C’est une offensive diplomatique de premier plan que Tunis vient de lancer pour s’imposer comme le cœur battant du numérique en Afrique. Ce vendredi 26 juin 2026, les ministres des Affaires étrangères, Mohamed Ali Nafti, et des Technologies de la communication, Sofiene Hemissi, ont réuni les ambassadeurs africains à Tunis pour une mission claire : mobiliser le continent autour des ambitions technologiques de la Tunisie.
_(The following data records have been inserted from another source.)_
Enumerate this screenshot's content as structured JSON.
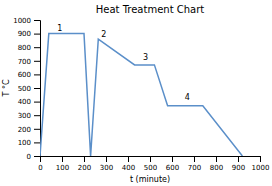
{
  "chart_data": {
    "type": "line",
    "title": "Heat Treatment Chart",
    "xlabel": "t (minute)",
    "ylabel": "T °C",
    "x": [
      0,
      40,
      200,
      230,
      265,
      430,
      520,
      580,
      740,
      920
    ],
    "values": [
      0,
      900,
      900,
      0,
      860,
      670,
      670,
      370,
      370,
      0
    ],
    "color": "#5b8fc9",
    "xlim": [
      0,
      1000
    ],
    "ylim": [
      0,
      1000
    ],
    "xticks": [
      0,
      100,
      200,
      300,
      400,
      500,
      600,
      700,
      800,
      900,
      1000
    ],
    "yticks": [
      0,
      100,
      200,
      300,
      400,
      500,
      600,
      700,
      800,
      900,
      1000
    ],
    "annotations": [
      {
        "text": "1",
        "x": 90,
        "y": 915
      },
      {
        "text": "2",
        "x": 290,
        "y": 870
      },
      {
        "text": "3",
        "x": 480,
        "y": 700
      },
      {
        "text": "4",
        "x": 670,
        "y": 405
      }
    ]
  }
}
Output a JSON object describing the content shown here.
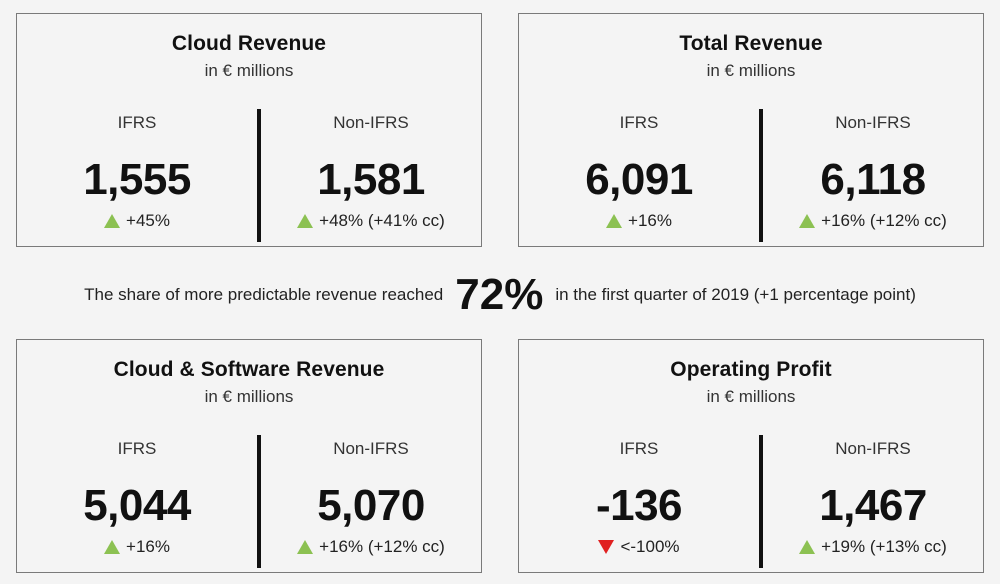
{
  "cards": [
    {
      "title": "Cloud Revenue",
      "subtitle": "in € millions",
      "left": {
        "label": "IFRS",
        "value": "1,555",
        "change": "+45%",
        "direction": "up"
      },
      "right": {
        "label": "Non-IFRS",
        "value": "1,581",
        "change": "+48% (+41% cc)",
        "direction": "up"
      }
    },
    {
      "title": "Total Revenue",
      "subtitle": "in € millions",
      "left": {
        "label": "IFRS",
        "value": "6,091",
        "change": "+16%",
        "direction": "up"
      },
      "right": {
        "label": "Non-IFRS",
        "value": "6,118",
        "change": "+16% (+12% cc)",
        "direction": "up"
      }
    },
    {
      "title": "Cloud & Software Revenue",
      "subtitle": "in € millions",
      "left": {
        "label": "IFRS",
        "value": "5,044",
        "change": "+16%",
        "direction": "up"
      },
      "right": {
        "label": "Non-IFRS",
        "value": "5,070",
        "change": "+16% (+12% cc)",
        "direction": "up"
      }
    },
    {
      "title": "Operating Profit",
      "subtitle": "in € millions",
      "left": {
        "label": "IFRS",
        "value": "-136",
        "change": "<-100%",
        "direction": "down"
      },
      "right": {
        "label": "Non-IFRS",
        "value": "1,467",
        "change": "+19% (+13% cc)",
        "direction": "up"
      }
    }
  ],
  "middle": {
    "prefix": "The share of more predictable revenue reached",
    "percentage": "72%",
    "suffix": "in the first quarter of 2019 (+1 percentage point)"
  },
  "colors": {
    "up": "#8cc152",
    "down": "#e02020",
    "border": "#7a7a7a"
  }
}
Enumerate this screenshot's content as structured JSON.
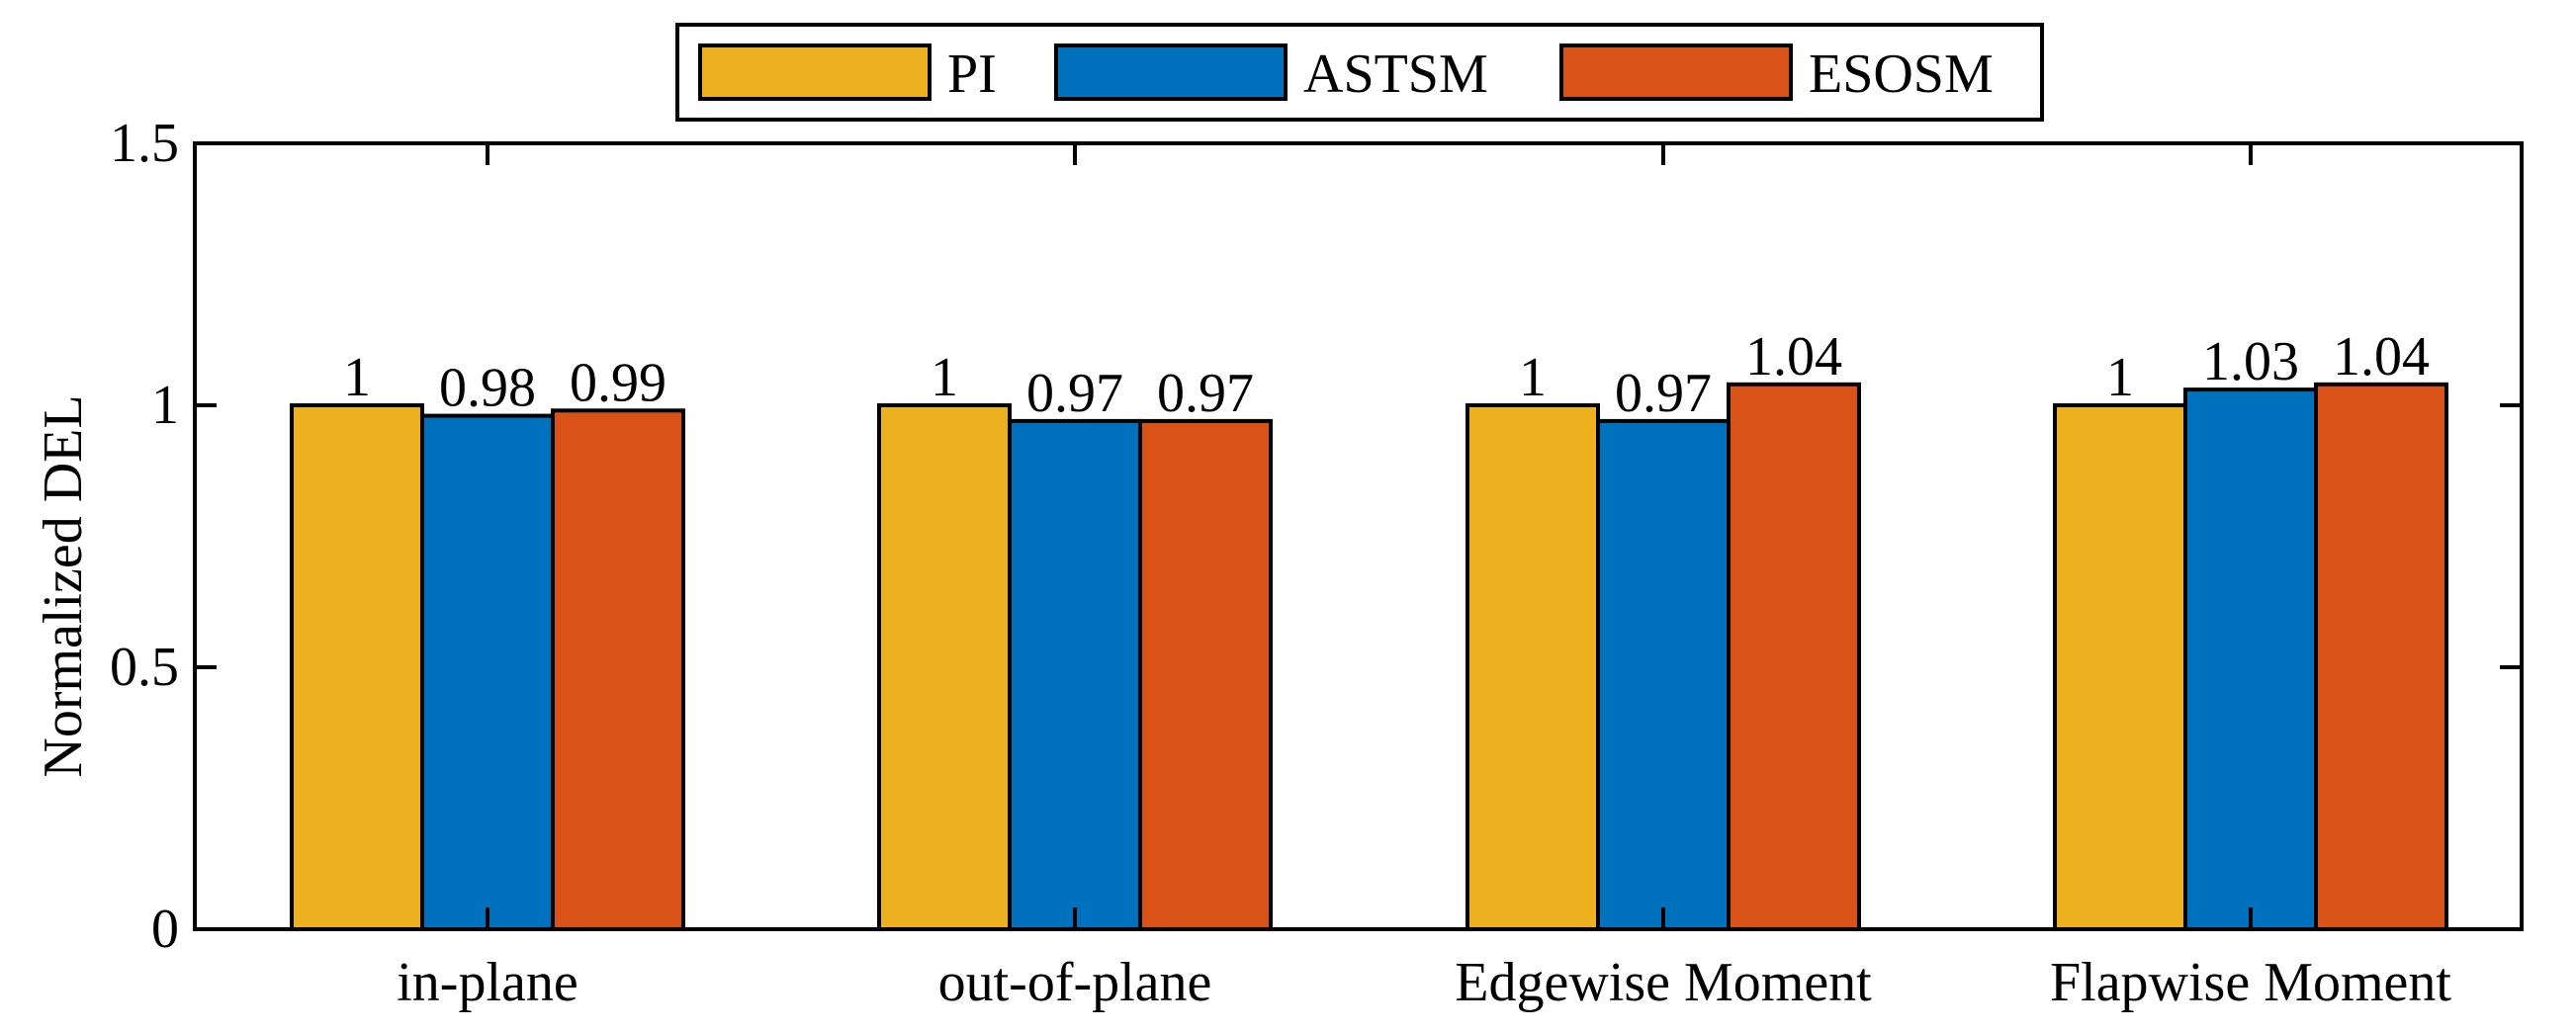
{
  "chart_data": {
    "type": "bar",
    "title": "",
    "xlabel": "",
    "ylabel": "Normalized DEL",
    "ylim": [
      0,
      1.5
    ],
    "yticks": [
      0,
      0.5,
      1,
      1.5
    ],
    "ytick_labels": [
      "0",
      "0.5",
      "1",
      "1.5"
    ],
    "categories": [
      "in-plane",
      "out-of-plane",
      "Edgewise Moment",
      "Flapwise Moment"
    ],
    "series": [
      {
        "name": "PI",
        "color": "#EDB120",
        "values": [
          1,
          1,
          1,
          1
        ],
        "labels": [
          "1",
          "1",
          "1",
          "1"
        ]
      },
      {
        "name": "ASTSM",
        "color": "#0072BD",
        "values": [
          0.98,
          0.97,
          0.97,
          1.03
        ],
        "labels": [
          "0.98",
          "0.97",
          "0.97",
          "1.03"
        ]
      },
      {
        "name": "ESOSM",
        "color": "#D95319",
        "values": [
          0.99,
          0.97,
          1.04,
          1.04
        ],
        "labels": [
          "0.99",
          "0.97",
          "1.04",
          "1.04"
        ]
      }
    ],
    "legend_position": "top-center",
    "grid": false
  }
}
Au centre de toutes les attentions, la Tunisie pousse un candidat de choix, Faiçal Bayouli, pour le poste hautement stratégique de Secrétaire général de l’Union Africaine des Télécommunications (UAT), tout en briguant un siège au Conseil d’administration de l’organisation. Tunis voit encore plus loin et vise également une place au Conseil de l’Union Internationale des Télécommunications (UIT) pour le mandat 2027-2030.
Pour convaincre ses partenaires, le gouvernement tunisien mise sur sa légitimité historique et son avant-gardisme. De la cybersécurité à l’intelligence artificielle, en passant par son modèle pionnier du Startup Act, la Tunisie ne cherche pas seulement à diriger : elle propose une feuille de route. Son ambition est de mettre son expertise au service d’une Afrique numérique forte, connectée et souveraine, capable de parler d’une seule voix sur la scène internationale.